Jacques Henry s’en fut, mince, dégagé, le front haut et l’œil sévère. Et Laurent, le regardant s’éloigner, songeait avec tristesse : « Malgré tout, Jacques est un étranger pour nous. »

Tout à l’heure, il avait cru se sentir isolé dans son foyer. À présent, il se sentait isolé auprès de Jacques.

« La vie est une saloperie, » conclut-il.

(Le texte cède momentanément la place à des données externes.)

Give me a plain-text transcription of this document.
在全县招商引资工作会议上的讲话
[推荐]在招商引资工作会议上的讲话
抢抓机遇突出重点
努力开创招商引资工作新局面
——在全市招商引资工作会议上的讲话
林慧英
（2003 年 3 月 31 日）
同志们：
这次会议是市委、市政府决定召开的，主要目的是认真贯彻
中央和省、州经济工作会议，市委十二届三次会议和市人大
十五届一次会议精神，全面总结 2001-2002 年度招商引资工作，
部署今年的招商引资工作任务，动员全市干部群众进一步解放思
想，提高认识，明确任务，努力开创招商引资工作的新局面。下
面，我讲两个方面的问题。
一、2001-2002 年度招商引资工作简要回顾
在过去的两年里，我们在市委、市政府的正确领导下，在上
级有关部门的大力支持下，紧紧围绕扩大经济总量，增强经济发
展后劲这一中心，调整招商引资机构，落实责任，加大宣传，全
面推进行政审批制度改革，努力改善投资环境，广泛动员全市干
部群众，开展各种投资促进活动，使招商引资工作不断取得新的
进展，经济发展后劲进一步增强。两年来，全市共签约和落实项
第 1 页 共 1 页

Pendant le déjeuner, Lise tint son rôle de gazette avec un entrain que les échanges de la matinée venaient de remettre à neuf.

Le père de Cassandre se battait dans la Somme. Ses quatre demi-sœurs, dont la plus âgée avait vingt ans, étaient venues d’Avignon le remplacer auprès de sa fille. Elles campaient toutes les cinq dans l’atelier de la rue Lepic. « Tu penses, ce qu’elles peuvent s’amuser ! » Et le sculpteur écrivait à sa fille chérie : « Ma petite fille, ce n’est pas humain de s’étriper comme on le fait, mais la guerre a cela de bon, qu’elle nous apprend à dormir ailleurs que dans un lit. Nous vivons beaucoup trop loin de la nature, vois-tu. Tous nos maux viennent de là. Si je reviens, il faudra nous débarrasser d’un tas d’habitudes inutiles. »

— Ça nous en promet, concluait Lise, prenant sa mère à témoin. Comme disait Cassandre ce matin : « Tu verras que je finirai par aller toute nue pour faire plaisir à papa. » Ces gens-là sont inouïs.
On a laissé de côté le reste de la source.